And not only did they take in all that Germany had to offer, but they also gave back. Whether in the cultural, intellectual or scientific realm, Jews contributed to the nation in numbers that made them stand out (so much so that their prominence in some fields was often used against them by the country’s anti-Semites).
And when it came to the ultimate sacrifice, Jews served their country in the First World War alongside their Christian neighbors and died alongside them, too. How could such a group of people who were so well-integrated into German society be removed from it in so short a time? How did Hitler and the Nazis do it?
On March 15, 1933, less than two months after Hitler’s appointment as Chancellor, Nazi Interior Minister Frick ordered an end to the naturalizing of Jews emigrating from Eastern Europe (Ostjuden). Only four months later, on July 14, they moved from the denial of naturalization to those entering the country to the removal of citizenship to those already there.
According to the new law, Jews who had been naturalized between Nov. 9, 1918, and Jan. 30, 1933 — during the time of what the Nazis considered the illegitimate Weimar Republic — could have their citizenship stripped. As a result, more than 6,000 Jews along with their families lost their citizenship.
In 1935, the infamous Nuremberg Laws included a citizenship law that established two classes of citizen. First, those of “German or related blood” became Reichsbürger, and thereby retained their political rights. Jews were demoted to the status of German Staatsangehörige (subjects of the state) and denied the rights they once enjoyed as full citizens.
In October 1938, the Interior Ministry declared the passports of German Jews to be invalid. In order to get a new passport, they had to have their old one stamped with the letter “J” to mark (and separate) them as Jews.

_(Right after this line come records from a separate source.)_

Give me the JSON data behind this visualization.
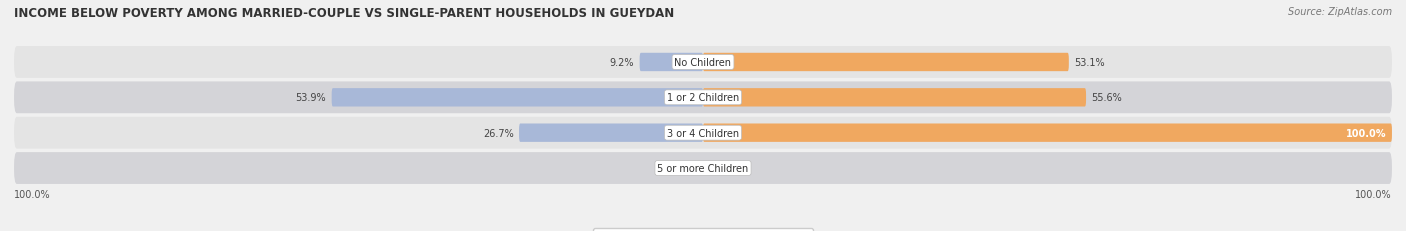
{
  "title": "INCOME BELOW POVERTY AMONG MARRIED-COUPLE VS SINGLE-PARENT HOUSEHOLDS IN GUEYDAN",
  "source": "Source: ZipAtlas.com",
  "categories": [
    "No Children",
    "1 or 2 Children",
    "3 or 4 Children",
    "5 or more Children"
  ],
  "married_values": [
    9.2,
    53.9,
    26.7,
    0.0
  ],
  "single_values": [
    53.1,
    55.6,
    100.0,
    0.0
  ],
  "married_color": "#a8b8d8",
  "single_color": "#f0a860",
  "single_color_light": "#f5c898",
  "bg_color": "#f0f0f0",
  "row_colors": [
    "#e8e8e8",
    "#d8d8d8"
  ],
  "max_val": 100.0,
  "title_fontsize": 8.5,
  "label_fontsize": 7.0,
  "tick_fontsize": 7.0,
  "legend_fontsize": 7.5,
  "source_fontsize": 7.0,
  "axis_label_left": "100.0%",
  "axis_label_right": "100.0%"
}
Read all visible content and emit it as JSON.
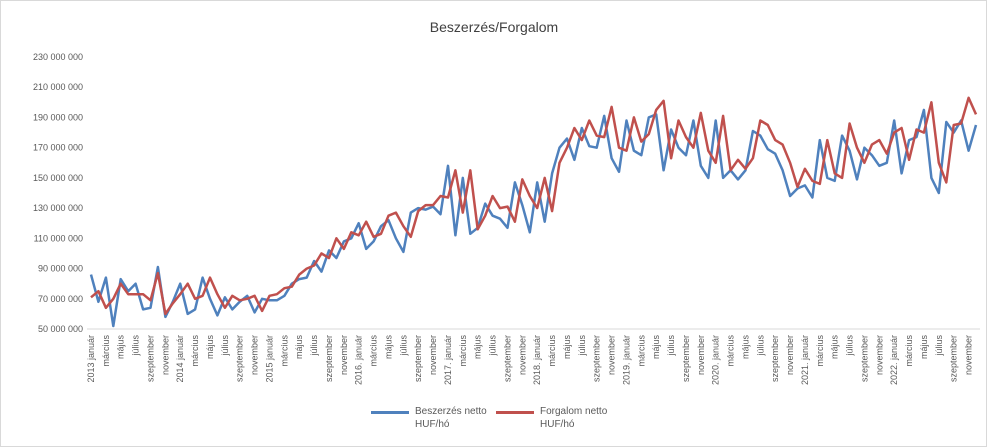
{
  "chart_data": {
    "type": "line",
    "title": "Beszerzés/Forgalom",
    "categories": [
      "2013 január",
      null,
      "március",
      null,
      "május",
      null,
      "július",
      null,
      "szeptember",
      null,
      "november",
      null,
      "2014 január",
      null,
      "március",
      null,
      "május",
      null,
      "július",
      null,
      "szeptember",
      null,
      "november",
      null,
      "2015 január",
      null,
      "március",
      null,
      "május",
      null,
      "július",
      null,
      "szeptember",
      null,
      "november",
      null,
      "2016. január",
      null,
      "március",
      null,
      "május",
      null,
      "július",
      null,
      "szeptember",
      null,
      "november",
      null,
      "2017. január",
      null,
      "március",
      null,
      "május",
      null,
      "július",
      null,
      "szeptember",
      null,
      "november",
      null,
      "2018. január",
      null,
      "március",
      null,
      "május",
      null,
      "július",
      null,
      "szeptember",
      null,
      "november",
      null,
      "2019. január",
      null,
      "március",
      null,
      "május",
      null,
      "július",
      null,
      "szeptember",
      null,
      "november",
      null,
      "2020. január",
      null,
      "március",
      null,
      "május",
      null,
      "július",
      null,
      "szeptember",
      null,
      "november",
      null,
      "2021. január",
      null,
      "március",
      null,
      "május",
      null,
      "július",
      null,
      "szeptember",
      null,
      "november",
      null,
      "2022. január",
      null,
      "március",
      null,
      "május",
      null,
      "július",
      null,
      "szeptember",
      null,
      "november",
      null
    ],
    "series": [
      {
        "name": "Beszerzés netto HUF/hó",
        "color": "#4f81bd",
        "values": [
          86000000,
          68000000,
          84000000,
          52000000,
          83000000,
          75000000,
          80000000,
          63000000,
          64000000,
          91000000,
          58000000,
          68000000,
          80000000,
          60000000,
          63000000,
          84000000,
          70000000,
          59000000,
          71000000,
          63000000,
          68000000,
          72000000,
          61000000,
          70000000,
          69000000,
          69000000,
          72000000,
          80000000,
          83000000,
          84000000,
          95000000,
          88000000,
          102000000,
          97000000,
          108000000,
          110000000,
          120000000,
          103000000,
          108000000,
          118000000,
          122000000,
          110000000,
          101000000,
          127000000,
          130000000,
          129000000,
          131000000,
          126000000,
          158000000,
          112000000,
          150000000,
          113000000,
          117000000,
          133000000,
          125000000,
          123000000,
          117000000,
          147000000,
          132000000,
          114000000,
          147000000,
          121000000,
          153000000,
          170000000,
          176000000,
          162000000,
          183000000,
          171000000,
          170000000,
          191000000,
          163000000,
          154000000,
          188000000,
          168000000,
          165000000,
          190000000,
          192000000,
          155000000,
          182000000,
          170000000,
          165000000,
          188000000,
          158000000,
          150000000,
          188000000,
          150000000,
          155000000,
          149000000,
          155000000,
          181000000,
          178000000,
          169000000,
          166000000,
          155000000,
          138000000,
          143000000,
          145000000,
          137000000,
          175000000,
          150000000,
          148000000,
          178000000,
          168000000,
          149000000,
          170000000,
          165000000,
          158000000,
          160000000,
          188000000,
          153000000,
          175000000,
          177000000,
          195000000,
          150000000,
          140000000,
          187000000,
          180000000,
          188000000,
          168000000,
          185000000
        ]
      },
      {
        "name": "Forgalom netto HUF/hó",
        "color": "#c0504d",
        "values": [
          71000000,
          75000000,
          64000000,
          70000000,
          80000000,
          73000000,
          73000000,
          73000000,
          69000000,
          87000000,
          60000000,
          67000000,
          73000000,
          80000000,
          70000000,
          72000000,
          84000000,
          73000000,
          64000000,
          72000000,
          69000000,
          70000000,
          72000000,
          62000000,
          72000000,
          73000000,
          77000000,
          78000000,
          86000000,
          90000000,
          92000000,
          100000000,
          97000000,
          110000000,
          103000000,
          114000000,
          112000000,
          121000000,
          111000000,
          113000000,
          125000000,
          127000000,
          118000000,
          111000000,
          128000000,
          132000000,
          132000000,
          138000000,
          137000000,
          155000000,
          127000000,
          155000000,
          116000000,
          125000000,
          138000000,
          130000000,
          131000000,
          121000000,
          149000000,
          138000000,
          130000000,
          150000000,
          128000000,
          160000000,
          170000000,
          183000000,
          175000000,
          188000000,
          178000000,
          177000000,
          197000000,
          170000000,
          168000000,
          190000000,
          174000000,
          179000000,
          195000000,
          201000000,
          163000000,
          188000000,
          177000000,
          170000000,
          193000000,
          168000000,
          160000000,
          191000000,
          155000000,
          162000000,
          156000000,
          163000000,
          188000000,
          185000000,
          175000000,
          172000000,
          160000000,
          144000000,
          156000000,
          148000000,
          146000000,
          175000000,
          153000000,
          150000000,
          186000000,
          170000000,
          160000000,
          172000000,
          175000000,
          166000000,
          180000000,
          183000000,
          162000000,
          182000000,
          180000000,
          200000000,
          160000000,
          147000000,
          185000000,
          186000000,
          203000000,
          192000000
        ]
      }
    ],
    "ylim": [
      50000000,
      230000000
    ],
    "yticks": [
      {
        "value": 50000000,
        "label": "50 000 000"
      },
      {
        "value": 70000000,
        "label": "70 000 000"
      },
      {
        "value": 90000000,
        "label": "90 000 000"
      },
      {
        "value": 110000000,
        "label": "110 000 000"
      },
      {
        "value": 130000000,
        "label": "130 000 000"
      },
      {
        "value": 150000000,
        "label": "150 000 000"
      },
      {
        "value": 170000000,
        "label": "170 000 000"
      },
      {
        "value": 190000000,
        "label": "190 000 000"
      },
      {
        "value": 210000000,
        "label": "210 000 000"
      },
      {
        "value": 230000000,
        "label": "230 000 000"
      }
    ],
    "grid": false
  }
}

And in November 1941 — just one month after the start of Jewish deportations to the east — the government issued a law that immediately denaturalized all Jews upon emigration.
In all this time — while all these measures were being enacted — there were no protests, no significant efforts to change the government’s policies toward the Jews or impede its progress. No doubt, many people felt that they were in no danger themselves. They weren’t Jewish. They were German, with the privilege of membership in the Volksgemeinschaft, the “people’s community” Hitler was working to forge.

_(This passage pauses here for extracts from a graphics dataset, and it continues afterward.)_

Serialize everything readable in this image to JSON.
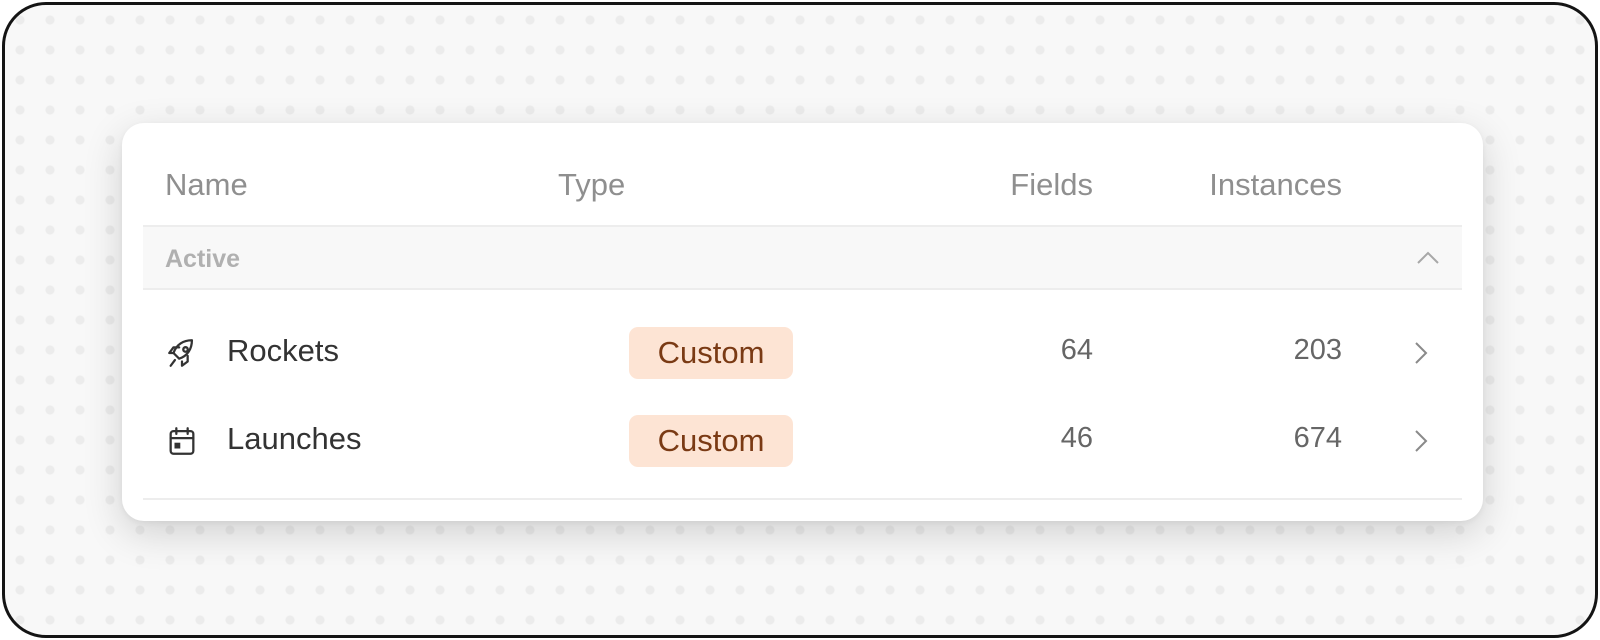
{
  "table": {
    "columns": {
      "name": "Name",
      "type": "Type",
      "fields": "Fields",
      "instances": "Instances"
    },
    "groups": [
      {
        "label": "Active",
        "expanded": true,
        "rows": [
          {
            "icon": "rocket-icon",
            "name": "Rockets",
            "type": "Custom",
            "fields": "64",
            "instances": "203"
          },
          {
            "icon": "calendar-icon",
            "name": "Launches",
            "type": "Custom",
            "fields": "46",
            "instances": "674"
          }
        ]
      }
    ]
  },
  "colors": {
    "badge_bg": "#fde4d4",
    "badge_text": "#7a3a14"
  }
}
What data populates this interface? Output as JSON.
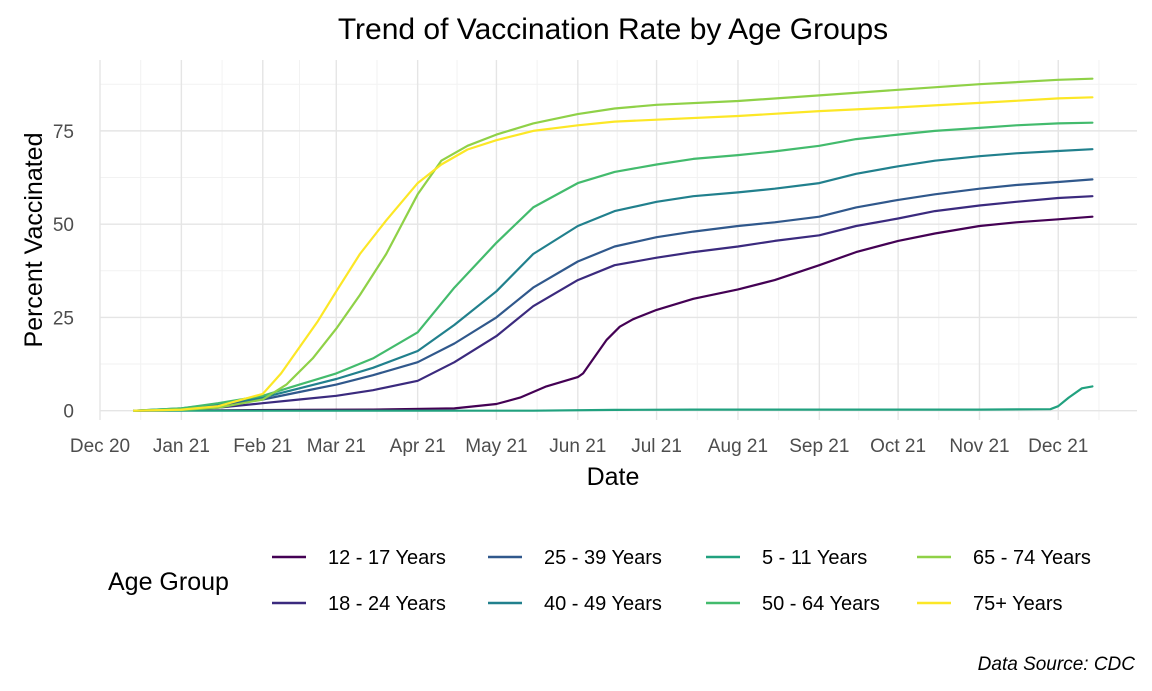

Speaking out to save Jews risked being removed along with them. Better to remain quiet. Better to protect those closest to you.
Such thinking made the government’s job significantly easier. But did it really work to protect them all? For some, the answer turned out to be an unfortunate no.
While people typically think of Jews when the topic of Nazi population policy comes up, we need to remember that others were swept up in the effort to forge a German national/racial community. For instance, the same law of July 14, 1933, that gave the government the ability to denaturalize Jews who gained citizenship during the Weimar Republic applied to non-Jews as well. In fact, more than 3,500 non-Jews found themselves stripped of their German citizenship.
And there was more. That very same law also allowed for the denaturalization of emigrants whose “conduct … violates the duty of loyalty to the Reich and the [German] Volk and damages German interests.” A stipulation that broadly framed could be used by the government to strip virtually anyone of their citizenship. By 1937, the government expanded the use of the law to include Jews who’d gained citizenship outside the legally established boundary of 1919-1933.
The Nuremberg Laws, too, while representing a key moment in the history of German Jews, affected many who had believed themselves safely within the confines of the Volksgemeinschaft. That’s because the citizenship law and the commentaries that followed defined Jews as people with three or more Jewish grandparents. Many Germans had no idea that there were Jews in their family tree, and learning the truth proved to be a potentially life-and-death matter.
Those people with three or more Jewish grandparents, but whose parents had converted to Christianity suddenly found themselves in the same place as the Jews. They, too, were now “subjects of the state,” stripped of their previous rights of citizenship.
Like the Jews, they were now outside the boundary that separated members from nonmembers. They had stayed quiet, believing themselves to be Germans, and therefore safe.
That was a mistake. For within a few years, they would find themselves on trains heading east, to the ghettos and camps in Poland, destined to share the horrible fate of those they had once looked at with indifference, from across the boundary that separated citizen from noncitizen, member from nonmember of Hitler’s German national community.
Right now there are no trains taking tens of thousands of people to some horrible destination. But that’s no reason for complacency. Americans right now are being stripped of their citizenship. They are being legally, if not yet physically, removed from the national community that Donald Trump, Stephen Miller and others hope to forge.
They are Hispanic Americans. But for those who are not Hispanic, that is also no reason for complacency. For the president considers many more people — American citizens all — to be undesirable, damaging, dangerous elements who must be removed.
It started with Jews in Germany. But we know it did not end with them. It’s happening to Hispanic Americans now. Where it goes from here, we don’t know. What we do know — what history teaches — is that we cannot allow ourselves to become complacent, comfortable and, worst of all, silent.
The lessons of German history came at a horrific cost. Don’t squander them because you feel safe; for the truth is, in Trump’s America, nobody is.